Fading Conviction and Policy Uncertainty
The lack of investor consensus and increasing policy uncertainty have fundamentally changed the way analysts and money managers see China’s domestic markets. The benchmark Chinese stock index, which surged 40% in two weeks last September, has since lost half its gains. The yuan, though lately enjoying a fillip from a dip in the dollar, is not far from post-financial-crisis lows.
A Trading Market, Not an Investment Opportunity
“People basically take China as a trading market,” says Goldman Sachs’ China equity strategist Kinger Lau. “If they see the catalyst, they will come in, but after a short period of time, they will sell and take profits.” Lau is positive but says clients want to “wait and see,” awaiting clarity on both President Donald Trump’s plans on China and Beijing’s response.
Fraught Outlook and Volatile Macro Environment
Making things harder for traditional long-term investors is an increasingly volatile macro outlook. While Trump has started his term with a softer-than-expected stance on China, most expect a tariff hit is on the way. Meanwhile, a detailed Chinese stimulus plan remains elusive. HSBC’s head of Asia research, Joey Chew, says domestic issues and external risks mean the outlook for the currency is “very tricky.”
Policymakers Face a Difficult Task
Chinese policymakers face a difficult task anchoring market expectations. The central bank must balance interest rates, keeping them low enough to encourage growth but not so low as to drag the currency to ever deeper multi-month troughs. Earlier this month, People’s Bank of China Governor Pan Gongsheng said rates and bank reserve rules would be adjusted to supply liquidity, in what markets saw as a hint that the bank would cut rates.

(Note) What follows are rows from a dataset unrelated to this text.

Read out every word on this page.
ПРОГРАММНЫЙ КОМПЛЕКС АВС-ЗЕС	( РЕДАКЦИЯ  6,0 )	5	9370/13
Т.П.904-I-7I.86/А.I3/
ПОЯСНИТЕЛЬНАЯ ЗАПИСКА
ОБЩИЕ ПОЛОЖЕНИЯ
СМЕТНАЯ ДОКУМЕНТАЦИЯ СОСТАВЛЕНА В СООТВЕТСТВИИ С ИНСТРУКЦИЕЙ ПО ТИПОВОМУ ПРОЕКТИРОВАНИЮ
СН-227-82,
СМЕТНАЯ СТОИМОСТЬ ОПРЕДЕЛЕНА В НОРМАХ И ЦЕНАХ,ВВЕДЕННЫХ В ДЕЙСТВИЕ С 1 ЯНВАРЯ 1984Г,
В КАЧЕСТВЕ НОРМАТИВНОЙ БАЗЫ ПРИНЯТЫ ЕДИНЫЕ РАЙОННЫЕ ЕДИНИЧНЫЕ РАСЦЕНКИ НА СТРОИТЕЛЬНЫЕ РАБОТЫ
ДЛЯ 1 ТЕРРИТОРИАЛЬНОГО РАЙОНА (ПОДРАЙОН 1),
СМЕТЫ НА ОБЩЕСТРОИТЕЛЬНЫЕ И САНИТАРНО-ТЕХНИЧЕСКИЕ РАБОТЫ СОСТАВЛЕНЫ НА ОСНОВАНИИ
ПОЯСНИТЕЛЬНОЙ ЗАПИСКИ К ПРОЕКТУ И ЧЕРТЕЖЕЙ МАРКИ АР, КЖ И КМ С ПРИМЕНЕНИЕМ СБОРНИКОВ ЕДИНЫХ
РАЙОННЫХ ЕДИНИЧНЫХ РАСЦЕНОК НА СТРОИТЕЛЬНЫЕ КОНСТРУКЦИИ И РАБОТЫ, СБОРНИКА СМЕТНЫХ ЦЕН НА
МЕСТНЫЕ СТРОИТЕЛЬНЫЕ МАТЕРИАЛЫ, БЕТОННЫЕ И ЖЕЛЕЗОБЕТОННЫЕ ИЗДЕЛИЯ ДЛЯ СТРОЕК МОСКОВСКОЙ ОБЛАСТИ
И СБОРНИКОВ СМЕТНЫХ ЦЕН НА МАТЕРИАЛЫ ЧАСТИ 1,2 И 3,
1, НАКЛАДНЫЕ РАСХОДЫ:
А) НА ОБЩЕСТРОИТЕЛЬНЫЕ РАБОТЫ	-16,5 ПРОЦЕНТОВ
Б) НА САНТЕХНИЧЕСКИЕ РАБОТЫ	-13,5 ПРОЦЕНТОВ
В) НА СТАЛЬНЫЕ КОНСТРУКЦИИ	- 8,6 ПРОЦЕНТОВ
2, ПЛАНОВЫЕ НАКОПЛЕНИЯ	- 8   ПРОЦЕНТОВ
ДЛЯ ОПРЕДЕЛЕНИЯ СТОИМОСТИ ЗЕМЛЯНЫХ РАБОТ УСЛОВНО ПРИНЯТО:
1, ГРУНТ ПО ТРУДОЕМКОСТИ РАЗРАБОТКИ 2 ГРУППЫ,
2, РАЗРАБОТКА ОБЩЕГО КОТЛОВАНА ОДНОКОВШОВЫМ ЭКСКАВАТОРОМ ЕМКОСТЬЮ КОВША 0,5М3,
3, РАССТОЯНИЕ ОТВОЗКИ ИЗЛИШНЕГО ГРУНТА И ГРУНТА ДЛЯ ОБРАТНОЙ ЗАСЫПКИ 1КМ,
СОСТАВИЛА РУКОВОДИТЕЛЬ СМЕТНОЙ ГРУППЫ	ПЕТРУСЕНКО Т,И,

Some Investors See Opportunities Amidst Uncertainty
Despite the uncertainty, some investors say Chinese markets are still relatively cheap, with a forward price-to-earnings ratio around 11 for the Shanghai Composite compared with 22 for the S&P 500. “It’s not for everyone,” said Ken Peng, head of Asia Pacific investment strategy at Citi Wealth. “But I do think that China is going to be a very rich source of alpha for this year.”
Others Advocate Caution
Others see unpredictability as reason to avoid stock picking. “Things can change quickly,” said Karsten Junius, chief economist at Switzerland’s Bank J. Safra Sarasin, which has a neutral position on Chinese equities. “What we recommend is not trying to pick the winner. We cannot in advance, identify sectors that might either be favoured by the Chinese authorities or fall out of favour.”